Les arbres ignorent les frontières politiques

En conclusion, le professeur Max Hagman a bien rendu, dans son allocution de clôture, l'esprit de cette consultation, lorsque, au nom de l'IUFRO, il a déclaré: «Il est de notre devoir à nous, êtres conscients, de réfléchir à ce que nos travaux apporteront de bon à la société. Quand les premiers explorateurs ont laissé derrière eux notre vieux monde, ils ne savaient quasiment rien de ce qui les attendait au-delà de la ligne d'horizon. Maintenant, l'exploration géographique de la Terre touche à son terme et il ne reste plus à connaître que l'immensité bleue et profonde des océans.
«Cette masse d'azur qui baigne ce merveilleux continent qu'est l'Australie est aussi un trait d'union entre nous tous. C'est cette unité que l'on retrouve depuis les temps les plus reculés dans l'esprit de fraternité et de liberté qui anime les hommes de la mer.
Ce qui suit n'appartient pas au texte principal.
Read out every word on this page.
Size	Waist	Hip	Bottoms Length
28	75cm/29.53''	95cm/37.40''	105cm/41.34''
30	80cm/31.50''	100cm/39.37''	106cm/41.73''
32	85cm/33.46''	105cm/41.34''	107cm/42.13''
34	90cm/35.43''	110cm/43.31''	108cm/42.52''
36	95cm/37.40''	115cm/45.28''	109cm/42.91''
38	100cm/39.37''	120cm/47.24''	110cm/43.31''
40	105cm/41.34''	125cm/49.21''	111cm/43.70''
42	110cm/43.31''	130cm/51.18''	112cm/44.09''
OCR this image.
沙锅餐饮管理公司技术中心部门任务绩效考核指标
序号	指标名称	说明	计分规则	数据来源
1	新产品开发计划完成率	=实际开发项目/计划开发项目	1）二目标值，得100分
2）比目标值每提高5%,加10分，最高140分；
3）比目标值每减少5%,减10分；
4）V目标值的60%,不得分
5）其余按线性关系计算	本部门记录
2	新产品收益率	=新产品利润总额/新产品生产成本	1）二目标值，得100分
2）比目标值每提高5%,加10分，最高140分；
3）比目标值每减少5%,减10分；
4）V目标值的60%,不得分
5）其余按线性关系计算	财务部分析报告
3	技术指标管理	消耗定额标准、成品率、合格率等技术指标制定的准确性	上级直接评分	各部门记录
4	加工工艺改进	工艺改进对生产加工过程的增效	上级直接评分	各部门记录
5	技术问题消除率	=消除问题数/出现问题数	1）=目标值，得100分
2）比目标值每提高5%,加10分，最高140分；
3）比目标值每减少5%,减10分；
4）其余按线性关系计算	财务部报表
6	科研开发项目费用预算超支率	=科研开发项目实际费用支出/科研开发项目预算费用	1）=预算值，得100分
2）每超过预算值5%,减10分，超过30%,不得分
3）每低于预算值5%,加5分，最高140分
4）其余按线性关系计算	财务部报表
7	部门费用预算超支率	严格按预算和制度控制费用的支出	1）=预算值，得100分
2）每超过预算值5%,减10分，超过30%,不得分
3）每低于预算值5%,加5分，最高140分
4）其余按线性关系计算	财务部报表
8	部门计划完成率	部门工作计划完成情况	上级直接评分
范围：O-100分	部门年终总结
Mais il est un autre océan où souffle ce même esprit de liberté, l'océan verdoyant de la forêt. Les arbres ignorent les frontières politiques, tout comme la science devrait les ignorer...
«Nous sommes tous d'accord, je pense, pour reconnaître que c'est à peine si nous avons effleuré un autre immense océan, celui de la connaissance... Je ne crois pas me tromper en disant que, de l'avis des participants à cette consultation, certains hommes de science devraient tenter d'en quitter les rives verdoyantes qui leur sont familières pour s'aventurer sur les eaux profondes de l'inconnu en quête de l'univers mystérieux qui s'étend au-delà de l'horizon de notre savoir actuel.
«Je ne saurais dire quels seront les fruits d'une telle expédition, car l'homme est petit et cet océan si vaste. Tout ce dont je puis vous assurer c'est que, pour reprendre les propos de T.S. Elliot, nous ne cesserons jamais d'explorer et que le but ultime de toutes nos explorations sera de revenir à notre point de départ et de le découvrir ainsi pour la première fois.»